Ja, es ist nicht unwahrscheinlich, wenn auch sehr zweifelhaft, daß dieses beabsichtigte Turnfest gerade der Anlaß zu diesem unheilvollen Ereignisse geworden ist. Von Seiten des Festungs-Gouvernements wurde eine Untersuchungs-Commission niedergesetzt, um wo möglich die Ursache der Explosion zu ermitteln. Die Nachforschungen derselben haben festgestellt, daß man kurz vor der Katastrophe einen österreichischen Soldaten in dem Magazine bemerkt hat; daß der Artillerie-Corporal Wimmer um die Mittagszeit des 18. November sich im Hause des Artillerie-Directors des Schlüssels zu dem aufgeflogenen Magazine bemächtigt hat und seitdem verschwunden ist. Bis jetzt ist noch keine Spur von demselben aufgefunden. Die zur Ermittelung der Veranlassung der Pulverexplosion niedergesetzte Commission, sagt man, habe indeß thatsächlich festgestellt, daß Wimmer das Magazin wirklich in Brand gesteckt habe, indeß ist diese Nachricht nicht authentisch.

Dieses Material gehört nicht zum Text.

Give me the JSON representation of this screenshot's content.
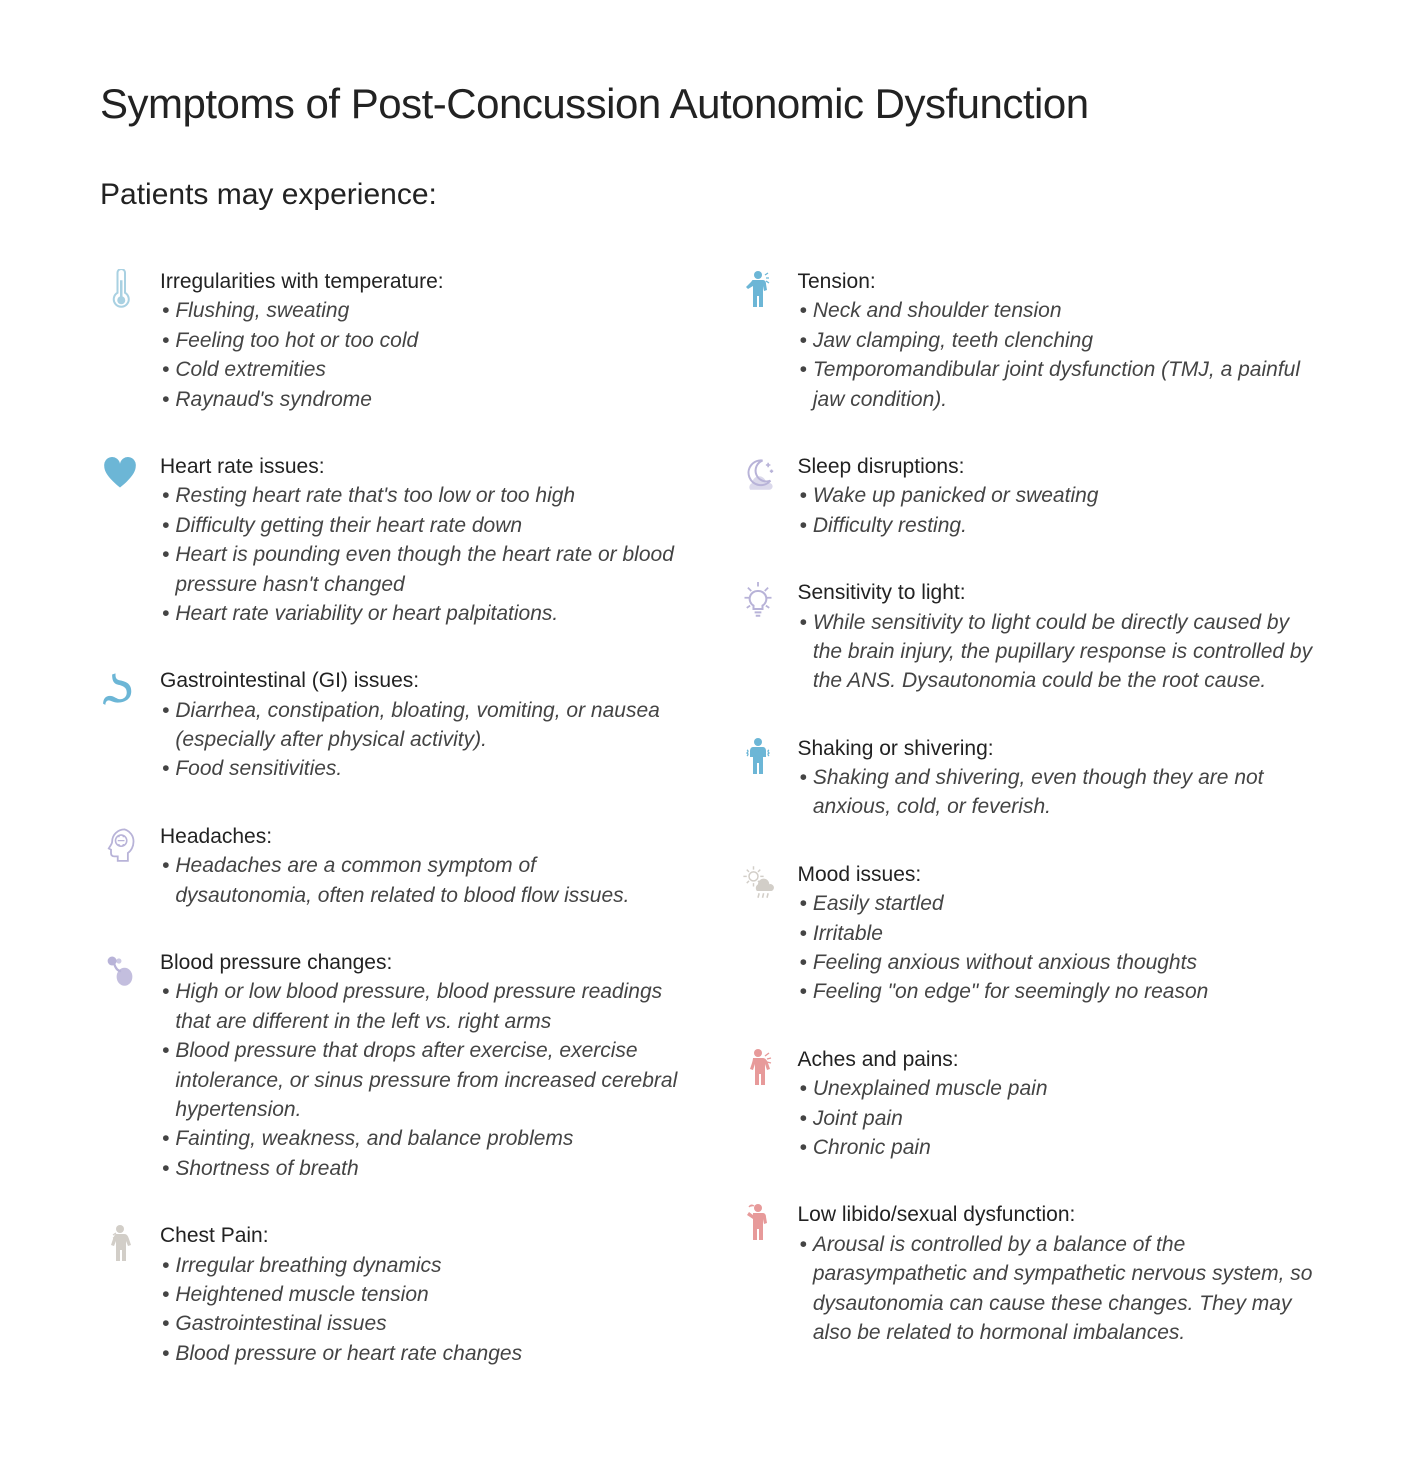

Kommen wir nun, sagt eine in Mainz erschienene Schrift, auf die Hauptsumme des furchtbaren Unglückes der Stadt Mainz zurück, wir müssen es aufrichtig gestehen, so wird es uns schwer, eine Zahl zu finden, die den daraus entstandenen Schaden zu decken vermag! Wenn auch von unseren Rechtsgelehrten „Worte der Beruhigung“, betreffs der Entschädigung, an uns gerichtetet wurden, und uns aus allen deutschen Gauen Trost, Unterstützungen zur augenblicklichen Linderung der Noth zufließen; wenn auch so viele edle Herzen durch Rechtsgefühl sich bereits für uns erschlossen haben, und mit der wahrhaftesten Menschenliebe Opfer der Mildthätigkeit bringen; wenn, wo
eine deutsche Zunge sich befindet, die regeste Thätigkeit herrscht, herbeizuspringen und zur Steuer der Noth ihre Gaben zu spenden, so wird Alles nur die Schale der Wunde, bei weitem nicht ihr Inneres erreichen, somit nicht das Uebel mit der Wurzel entfernen können. Bedenkt man, wie groß das Unglück so vieler braver und fleißiger Bürger ist, wo Eltern sammt Kindern mit einem Schlage umkamen, wiederum, wo Eltern ihren Kindern und Kinder ihren Eltern in einem Nu entrissen wurden; bedenkt man, wie groß die Zahl derer ist, deren Wohl auf lange, lange Zeit untergraben worden, die theils ihrer Habe, theils ihres Obdaches, ihrer Gesundheit und Nahrung beraubt, theils nur mit dem, was sie an und um sich hatten, also mit dem Leben davon kamen; bedenkt man, wie so manche Familie in stiller Zurückgezogenheit in ihrem Kämmerlein sitzt, worin sie nicht einmal bei dieser rauhen Jahreszeit vor der eindringenden kalten Luft geschützt ist, und unter Thränen des Kummers sich fragt: „Was beginnen wir, und wie und wo werden wir Hülfe erlangen?“ –; bedenkt man endlich auch den Punkt, daß durch diese Katastrophe der Abfluß so mancher Fremden stattfand, welch ein Nachtheil auch hierdurch unsere Stadt betrifft: so wird es jedem Sachverständigen wohl einleuchtend sein, daß diese Zerstörung nicht mit mehreren Millionen Gulden zu ersetzen ist.
Es ist, wie bereits vielseitig gesagt wurde, „eine Ehrensache der deutschen Nation,“ hier hülfreich zu sein, und ist ganz besonders unser Aller Blick auf den deutschen Bund gerichtet, dessen Entscheidung gewiß nicht anders als: „vollkommene Entschädigung der unglücklichen und unschuldigen Stadt Mainz“ lauten wird.